Politique suicidaire en Espagne

Crédit : Gamesa.

Le secteur éolien espagnol a un genou à terre. Seuls 175 MW ont été installés l'an dernier, contre 1 000 à 3 500 MW/an durant les 10 années précédentes. Le secteur a ainsi perdu 3 600 emplois durant le seul premier semestre 2013. En cause, un impôt supplémentaire de 7 % sur la production électrique et l'insécurité juridique créée par la réforme énergétique présentée par le gouvernement l'été dernier. Celle-ci prévoit de supprimer le système de tarif d'achat pour l'énergie éolienne de manière rétroactive, affectant non seulement les futures installations mais également toutes celles existantes.
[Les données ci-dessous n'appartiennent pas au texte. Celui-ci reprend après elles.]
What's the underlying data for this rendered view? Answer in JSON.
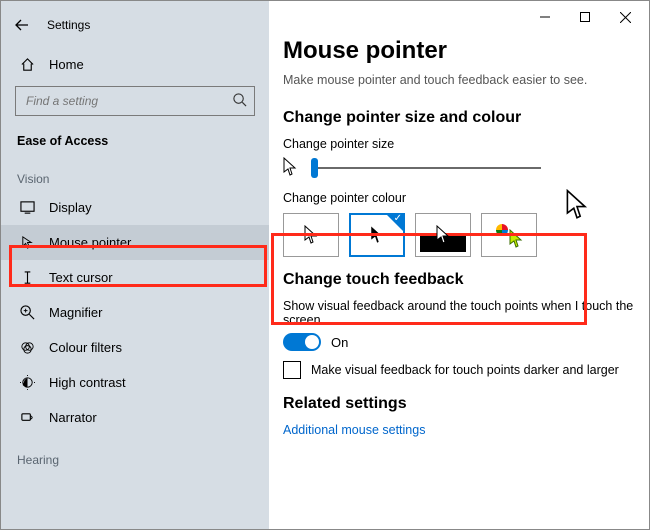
{
  "window": {
    "title": "Settings"
  },
  "sidebar": {
    "home": "Home",
    "search_placeholder": "Find a setting",
    "section": "Ease of Access",
    "category_vision": "Vision",
    "category_hearing": "Hearing",
    "items": [
      {
        "label": "Display"
      },
      {
        "label": "Mouse pointer"
      },
      {
        "label": "Text cursor"
      },
      {
        "label": "Magnifier"
      },
      {
        "label": "Colour filters"
      },
      {
        "label": "High contrast"
      },
      {
        "label": "Narrator"
      }
    ]
  },
  "main": {
    "title": "Mouse pointer",
    "subtitle": "Make mouse pointer and touch feedback easier to see.",
    "size_colour_heading": "Change pointer size and colour",
    "size_label": "Change pointer size",
    "colour_label": "Change pointer colour",
    "touch_heading": "Change touch feedback",
    "touch_desc": "Show visual feedback around the touch points when I touch the screen",
    "toggle_state": "On",
    "check_label": "Make visual feedback for touch points darker and larger",
    "related_heading": "Related settings",
    "related_link": "Additional mouse settings"
  }
}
La réforme envisage de le remplacer par un système plus aléatoire, dépendant du budget de l'État, de "complément à l'investissement". La réforme en question doit être adoptée sous peu. L'éolien n'a pourtant pas démérité en Espagne. Il est devenu en 2013 la première source d'électricité du pays (21,1 %), devant le nucléaire (21 %). Les 53,9 TWh d'électricité générés représentent l'équivalent de la consommation de l'ensemble des 15,5 millions de foyers espagnols, le pays comptant 47,2 millions d'habitants. « En 16 ans, l'éolien est parvenu à réduire de 20 % les importations de combustibles fossiles du secteur électrique », précise l'Association de l'industrie éolienne espagnole (AEE). En outre, l'éolien fait baisser le prix de l'électricité sur le marché, ce qui profite aux grands consommateurs industriels.